Hilduin est un témoin de la collusion du système dynastique avec la réalité ecclésiastique. Le maintien de la conception unitaire de l'Empire sous le contrôle de l'Église impose une propagande hagiographique. Mais paradoxalement, le dignitaire religieux de cour se mue en homme politique qui choisit son camp au gré des conflits d'héritage.

Un dignitaire du haut clergé carolingien

Issu d'une noble famille franque[2], Hilduin étudie à l'Académie palatine auprès d’Alcuin. Ce lettré de cour, membre de la famille impériale, correspond avec Raban Maur. Hincmar de Reims, son élève, le cite avec le plus profond respect.

En 815, à la mort de Gauthier de Reichenau, il obtient la direction de l’abbaye de Saint-Denis près de Paris, à laquelle seront rattachées par la suite les abbayes de Saint-Germain-des-Prés (au plus tard en 819), de Saint-Médard à Soissons, et de Saint-Ouen.
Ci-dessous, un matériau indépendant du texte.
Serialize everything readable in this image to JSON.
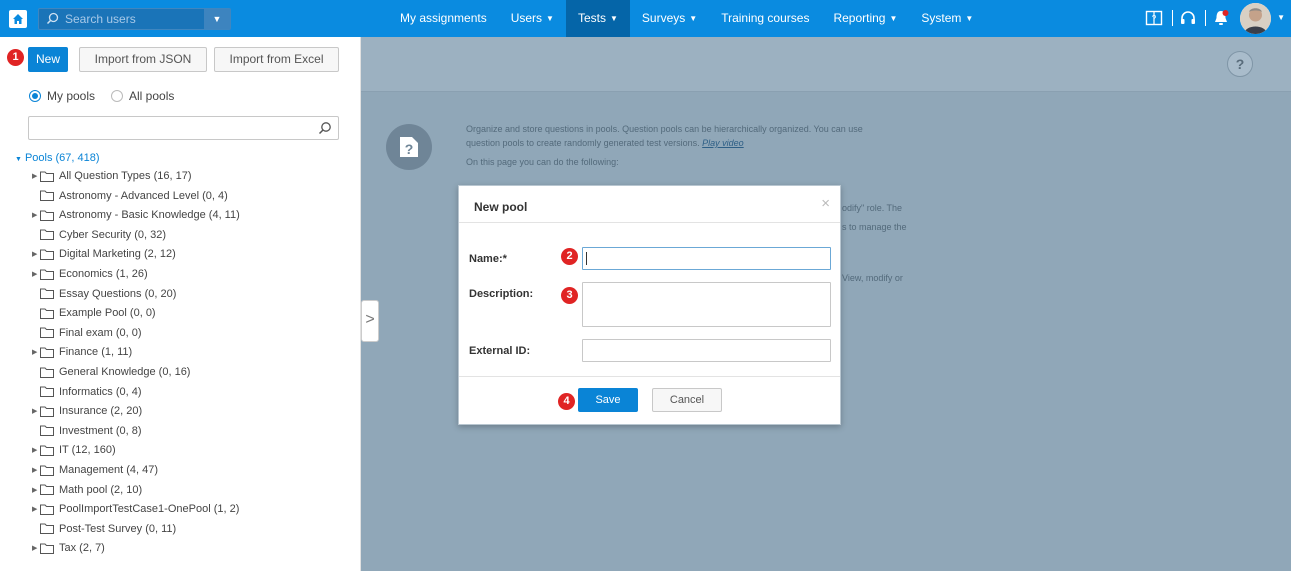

L'empereur Louis (Louis le Pieux), qui est peut-être son cousin, en fait son archichapelain[3] vers 819, ou, plus probablement, après 822.

Il accompagne Lothaire, le fils de l'empereur Louis, lors de son expédition à Rome en 824, et à cette occasion prend part à la controverse accompagnant l'élection du pape Eugène II. Hilduin rapporte de Rome quelques reliques de saint Sébastien qu'il remet à l’abbaye Saint-Médard.

Un homme politique

Lorsque la guerre éclate entre l'empereur Louis et ses fils Lothaire, Louis et Pépin (830), Hilduin prend le parti des princes révoltés contre leur père, ce qui lui fait perdre le bénéfice des abbayes et lui vaut d'être banni : il s'enfuit d'abord à Paderborn, puis rejoint l’abbaye de Corvey (près d’Höxter sur la Weser), où il est enfermé sur ordre de l'empereur Louis. En réalité, l’abbé Warin le reçoit généreusement ; en retour, Hilduin lui remet des reliques de saint Vit, qui feront par la suite l'objet d'une vénération particulière à Corvey.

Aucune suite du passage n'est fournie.